96 
5.4.2.4 PCA formula and congener group profiles 
Figure 10 compares the formula and congener group patterns of s- and mPCA for 
selected samples. C14 compounds are dominant (mean 69 %, range 59-100 %) in the 
mPCA-patterns of all samples as also typical for technical mixtures. No differences 
between regions were observed. 
The picture is more complex for sPCA-patterns. Cn and C12 congeners were most 
abundant in the biota from the Baltic and North Sea. The distribution resembled 
those in technical sPCA, but showed a larger variability. To facilitate a comparison of 
the sPCA patterns, the sums of all congeners of each chain length is given in Figure 11 
for cod from the Baltic Sea and compared to technical sPCA mixtures. The C-chain 
patterns were quite similar. 
However, cod livers from the northern North Atlantic showed a change. Here, C10 
and C12 congeners were most intense with exception of one sample from northern 
Iceland as the C-chain profiles in Figure 12 demonstrate. Moreover, the isomer groups 
C12H20CI6 and C12H19CI7 had a high fraction. C12H19CI7 contributed about 20 % to the 
sPCA sum. The change of C10 congeners from a minor to a major fraction of sPCA was 
also observed by Tomy et al. (2000) in marine mammals from the Northern North 
Atlantic such as beluga, walrus and seals. 

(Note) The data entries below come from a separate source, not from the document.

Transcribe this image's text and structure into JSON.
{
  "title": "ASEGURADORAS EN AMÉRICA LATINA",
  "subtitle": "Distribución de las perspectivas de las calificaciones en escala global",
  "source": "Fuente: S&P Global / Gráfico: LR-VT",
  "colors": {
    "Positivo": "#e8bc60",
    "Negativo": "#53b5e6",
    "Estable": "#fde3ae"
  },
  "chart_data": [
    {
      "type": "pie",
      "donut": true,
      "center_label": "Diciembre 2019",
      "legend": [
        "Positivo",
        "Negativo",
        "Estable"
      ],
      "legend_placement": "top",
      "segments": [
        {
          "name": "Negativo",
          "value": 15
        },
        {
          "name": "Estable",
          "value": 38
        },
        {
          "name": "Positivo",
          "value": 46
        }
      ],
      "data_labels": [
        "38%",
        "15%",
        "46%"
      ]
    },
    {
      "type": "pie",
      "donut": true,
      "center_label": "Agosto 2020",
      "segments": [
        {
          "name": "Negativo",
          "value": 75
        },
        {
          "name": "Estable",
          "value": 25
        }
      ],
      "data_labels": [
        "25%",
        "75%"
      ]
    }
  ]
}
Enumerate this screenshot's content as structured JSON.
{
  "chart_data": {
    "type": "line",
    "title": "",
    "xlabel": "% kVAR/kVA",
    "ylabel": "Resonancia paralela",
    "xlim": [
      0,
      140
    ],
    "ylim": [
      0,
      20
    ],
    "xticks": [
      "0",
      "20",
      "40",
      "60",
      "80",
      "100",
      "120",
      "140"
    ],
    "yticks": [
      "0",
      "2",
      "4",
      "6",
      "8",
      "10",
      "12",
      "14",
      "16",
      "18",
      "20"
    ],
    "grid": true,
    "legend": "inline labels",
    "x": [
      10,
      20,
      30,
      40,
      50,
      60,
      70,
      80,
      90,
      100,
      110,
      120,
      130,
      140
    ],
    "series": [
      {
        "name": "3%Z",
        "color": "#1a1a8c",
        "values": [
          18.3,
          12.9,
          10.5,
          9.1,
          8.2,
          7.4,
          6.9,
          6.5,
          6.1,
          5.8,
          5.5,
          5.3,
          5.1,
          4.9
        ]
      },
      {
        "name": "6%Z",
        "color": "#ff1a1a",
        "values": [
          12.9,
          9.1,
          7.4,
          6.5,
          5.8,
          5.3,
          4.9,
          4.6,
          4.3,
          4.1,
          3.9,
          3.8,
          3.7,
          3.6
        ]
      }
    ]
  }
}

Table 29 summarises the relative contribution of C10 and C12 congeners to total 
sPCA as well as the C10/C12 ratio for cod liver from the Baltic Sea, the northern North 
Atlantic and biota liver from bear Island. The C10 fraction and C10/C12 ratio increased 
to 28.4 % and 0.76, respectively, in cod liver from the northern North Atlantic 
compared to 13.6 % and 0.43 in technical mixtures or 16.8 % and 0.53 in cod liver from 
the Baltic Sea. A corresponding or even higher increase could also be observed for 
biota liver from Bear Island. The change indicates a fractionation and enrichment of 
the more volatile C10 congeners during long range transport to this remote region.